Mattia Jona La Portantina +39 02 8053315 mattjona@mattiajona.com


 
GIOVANNI FATTORI
(Livorno 1825 - Florence 1908)
LA FASCINAIA, also known as LA BOSCAIOLA or SPIGOLATRICE

Zinc etching, signed in the plate Fattori Gio; Bonagura 128, Baboni-Malesci CLXI. An extremely fine impression, richly inked, with a strong plate-tone, showing with great evidence the scratches and traces of the wiping of the plate. Printed in black ink on ivory wove paper of medium thickness. With wide margins, in fine condition. To the platemark 350 x 214 mm, the entire sheet measuring 544 x 404 mm.
PROVENANCE: Mario Galli (his label on the back of the original frame) Florence.
LITERATURE:
Cristina Bonagura, Le acqueforti di Fattori della collezione Rosselli, catalogue of the exhibition at Palazzo Pitti, Florence 1976.
Andrea Baboni, Anna Allegranza Malesci, Giovanni Fattori. L’opera incisa, 2 vols., Edizioni Over, Milan 1983.

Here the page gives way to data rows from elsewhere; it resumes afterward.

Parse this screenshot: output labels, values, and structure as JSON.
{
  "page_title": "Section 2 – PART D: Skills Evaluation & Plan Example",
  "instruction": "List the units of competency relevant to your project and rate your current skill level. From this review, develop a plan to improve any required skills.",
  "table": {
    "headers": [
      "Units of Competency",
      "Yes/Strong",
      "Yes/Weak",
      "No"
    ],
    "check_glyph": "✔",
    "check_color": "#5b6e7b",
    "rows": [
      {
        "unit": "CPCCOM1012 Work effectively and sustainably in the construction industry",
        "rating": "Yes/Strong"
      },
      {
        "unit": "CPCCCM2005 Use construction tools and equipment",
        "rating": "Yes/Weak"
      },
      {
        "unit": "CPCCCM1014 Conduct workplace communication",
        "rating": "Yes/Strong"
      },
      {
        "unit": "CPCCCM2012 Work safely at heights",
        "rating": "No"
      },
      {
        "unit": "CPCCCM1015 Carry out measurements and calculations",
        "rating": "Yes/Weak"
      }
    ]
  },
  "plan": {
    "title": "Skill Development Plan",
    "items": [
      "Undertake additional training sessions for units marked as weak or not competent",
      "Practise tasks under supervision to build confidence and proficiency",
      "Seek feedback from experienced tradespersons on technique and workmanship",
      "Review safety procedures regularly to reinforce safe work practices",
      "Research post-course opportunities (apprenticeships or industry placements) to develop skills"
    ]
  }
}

Giovanni Fattori, possibly the most important painter of the nineteenth century in Italy, received his first instruction in drawing from a lesser painter of his native town. In 1846 Fattori moved to Florence to attend the Academy. During the 1850s Fattori joined the innovative artists, called Macchiaioli, who met at the Caffè Michelangelo in Florence and were champions of a new technique and style to contrast the conventional academic language. During those years, he still produced works that could be attributed to the historical-romantic school but his interest in studying from life also extended to landscape painting and the military life of the day became the subject of his first experiments in painting using the macchia technique. In 1867, after the death of his first wife, Fattori frequently stayed in the Maremma region which became the ideal backdrop for his works. Fattori began etching in the early 1880s, when he was nearly sixty; quite soon he was able to appreciate the difference of expression he could achieve using this new medium. A real peintre-graveur, he continued with etching his artistic research on light and essential shapes in reality.